Robert Sullivan and Glenn Wolff
Flight of the Reindeer (book jacket). Children have believed the legend forever. On one special evening each year a jolly old elf (with a taste for red suits) and eight tiny reindeer (plus one with a red nose) fly all night long to deliver gifts around the world. The fact is, solid evidence abounds – from scientists, historians, Arctic explorers and other experts – that this is not a legend at all, and the children have been right all along. In "Flight of the Reindeer", Robert Sullivan has gathered a wealth of evidence, including photos, illustrations and eyewitness accounts, both old and new, to present the wondrous story of The Christmas Mission.

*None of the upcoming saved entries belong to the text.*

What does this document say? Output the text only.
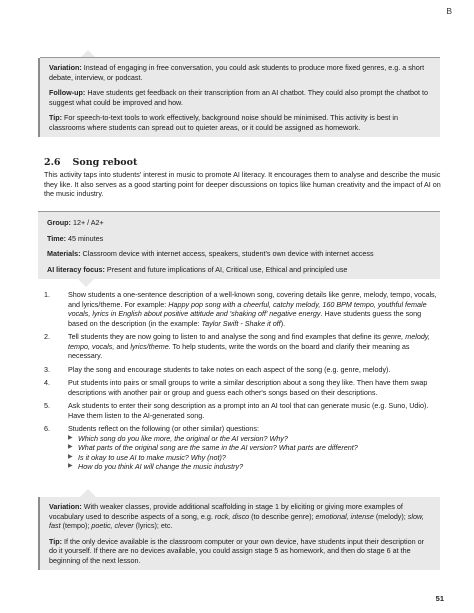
B

Variation: Instead of engaging in free conversation, you could ask students to produce more fixed genres, e.g. a short debate, interview, or podcast.

Follow-up: Have students get feedback on their transcription from an AI chatbot. They could also prompt the chatbot to suggest what could be improved and how.

Tip: For speech-to-text tools to work effectively, background noise should be minimised. This activity is best in classrooms where students can spread out to quieter areas, or it could be assigned as homework.

2.6 Song reboot

This activity taps into students' interest in music to promote AI literacy. It encourages them to analyse and describe the music they like. It also serves as a good starting point for deeper discussions on topics like human creativity and the impact of AI on the music industry.

Group: 12+ / A2+

Time: 45 minutes

Materials: Classroom device with internet access, speakers, student's own device with internet access

AI literacy focus: Present and future implications of AI, Critical use, Ethical and principled use

1.	Show students a one-sentence description of a well-known song, covering details like genre, melody, tempo, vocals, and lyrics/theme. For example: Happy pop song with a cheerful, catchy melody, 160 BPM tempo, youthful female vocals, lyrics in English about positive attitude and 'shaking off' negative energy. Have students guess the song based on the description (in the example: Taylor Swift - Shake it off).
2.	Tell students they are now going to listen to and analyse the song and find examples that define its genre, melody, tempo, vocals, and lyrics/theme. To help students, write the words on the board and clarify their meaning as necessary.
3.	Play the song and encourage students to take notes on each aspect of the song (e.g. genre, melody).
4.	Put students into pairs or small groups to write a similar description about a song they like. Then have them swap descriptions with another pair or group and guess each other's songs based on their descriptions.
5.	Ask students to enter their song description as a prompt into an AI tool that can generate music (e.g. Suno, Udio). Have them listen to the AI-generated song.
6.	Students reflect on the following (or other similar) questions:
▶ Which song do you like more, the original or the AI version? Why?
▶ What parts of the original song are the same in the AI version? What parts are different?
▶ Is it okay to use AI to make music? Why (not)?
▶ How do you think AI will change the music industry?

Variation: With weaker classes, provide additional scaffolding in stage 1 by eliciting or giving more examples of vocabulary used to describe aspects of a song, e.g. rock, disco (to describe genre); emotional, intense (melody); slow, fast (tempo); poetic, clever (lyrics); etc.

Tip: If the only device available is the classroom computer or your own device, have students input their description or do it yourself. If there are no devices available, you could assign stage 5 as homework, and then do stage 6 at the beginning of the next lesson.

51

First, the reindeer: Do they really fly? “We used to think it was just extended leaping,” says Tony Vecchio, Director of the Roger Williams Park Zoo in Providence, Rhode Island. “But recent evidence has confirmed that it is true flight.” In fact, there is one remarkable breed that flies with a grace and speed unmatched in the animal kingdom. Dasher is one of tis breed. So are Dancer, Donder and the other members of “The Team.”
And Santa Claus? “He’s just as real as the gifts he brings,” reports Will Steger, the famed Arctic explorer, who, ten years ago, became the first person ever to visit the elusive North Pole village. Steger returned with some astonishing photographic evidence of the village, as well as words of wisdom from the legend himself. “I was surprised by how open he was and how much information he wanted me to bring back,” says Steger. Indeed, it seems that while Santa feels strongly that he and his village must live and work in isolation, he is not at all reluctant to have us know certain things. In fact, he seems to want us to know.
And now, with "Flight of the Reindeer", we do.